Yesterday I was attending the "RAML" workshop at the API Strategy konference. In this workshop the speakers introduced a very simple little Web API; It allowed a customer to GET a (shipment) quote and afterwards create (POST) an actual shipment request based on the quote.
I decided that it could be fun to hypermedia-ize the example and show how it could be represented using the media type Mason. So here we go :-)
The first step is to ask for a quote; the customer has a package of some sort and needs to ship it from A to B, so he access the shipment service and asks for a quote (a price) given the size, weight, origin and destination for the package.

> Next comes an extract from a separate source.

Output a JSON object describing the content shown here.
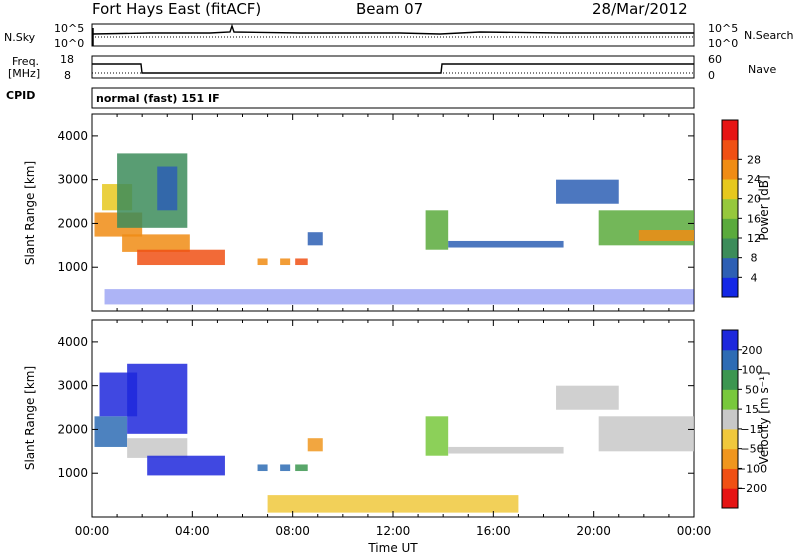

In the original example you could ask for a quote by issuing a GET request to /quote. But I believe that asking for a quote would result in a concrete quote being created and stored in the system as a separate resource to access later on, either by the customer or by the customer service of the shipment company. So I would rather go for a POST of a quote request followed by a redirect to the newly created quote.
At this point we could either document how to POST such a quote - or we could tell the client how to do it using hypermedia controls - and obviously I would go for the later. So lets ask the service for instructions and issue a GET /quote request. The output is a Mason document with suitable hypermedia controls embedded in it:
{
"@namespaces":
{
"myth":
{
"name": "http://mythological-shipment.com/api/rel-types"
}
},
"@actions":
{
"myth:quote":
{
"type": "json",
"method": "POST",
"href": "http://mythological-shipment.com/api/quote",
"title": "Ask for a quote",
"description": "Ask for a quote by posting package details. Weight is in kilograms, volume in cubic decimeters, origin and destination must be known identifiers for airports.",
"schemaUrl": "... URL to JSON schema describing the request ..."
}
}
}
The client reads this action specification, encodes the package details in JSON and POST it to the URL of the "href" property. As a result the service creates a new quote resource and redirects the client to it:
Request:
POST http://mythological-shipment.com/api/quote HTTP/1.1
content-type: application/json
{
"weight": 2.3,
"volume": 4,
"origin": "CPH",
"destination": "AMS"
}
Response:
201 Created
Location: http://mythological-shipment.com/api/quotes/myqo-129-gyh
Now the client can GET the newly created quote to get further instructions of how to accept the quote. The result is again a Mason representation of the quote itself plus hypermedia controls for accepting the quote:
{
"id": "myqo-129-gyh",
"weight": 2.3,
"volume: 4,
"origin": "CPH",
"destination": "AMS":
"price": 12,
"@links":
{
"self":
{
"href": "http://mythological-shipment.com/api/quotes/myqo-129-gyh"
}
},
"@actions":
{
"myth:accept-quote":
{
"type": "POST",
"href": "http://mythological-shipment.com/api/quotes/myqo-129-gyh/state",
"template":
{
"accepted": "yes"
}
}
}
}
As you can see the quote has a "self" link identifying the location of the quote resource. It also have a "accept-quote" action that instructs the client about how to accept the quote. In this case all the client has to do is to POST a predefined JSON value to http://mythological-shipment.com/api/quotes/myqo-129-gyh/state.
The result of accepting a quote is that it is converted to a sales order (in lack of better domain understanding - there's probably a better word for it). So the accept-quote operation results in a redirect to the newly create sales order which the client can GET:
{
"id": "myqo-129-gyh",
"weight": 2.3,
"volume: 4,
"origin": "CPH",
"destination": "AMS":
"price": 12,
"@links":
{
"self":
{
"href": "http://mythological-shipment.com/api/orders/myqo-129-gyh"
},
"myth:quote":
{
"href": "http://mythological-shipment.com/api/quotes/myqo-129-gyh"
},
"myth:shipment-label":
{
"href": "http://mythological-shipment.com/api/quotes/myqo-129-gyh/label",
"type": "application/pdf"
}
}
}
At last the customer needs a shipment label to print out and stick onto the package. All it has to do is to follow the "myth:shipment-label" link and GET the PDF. Thats it.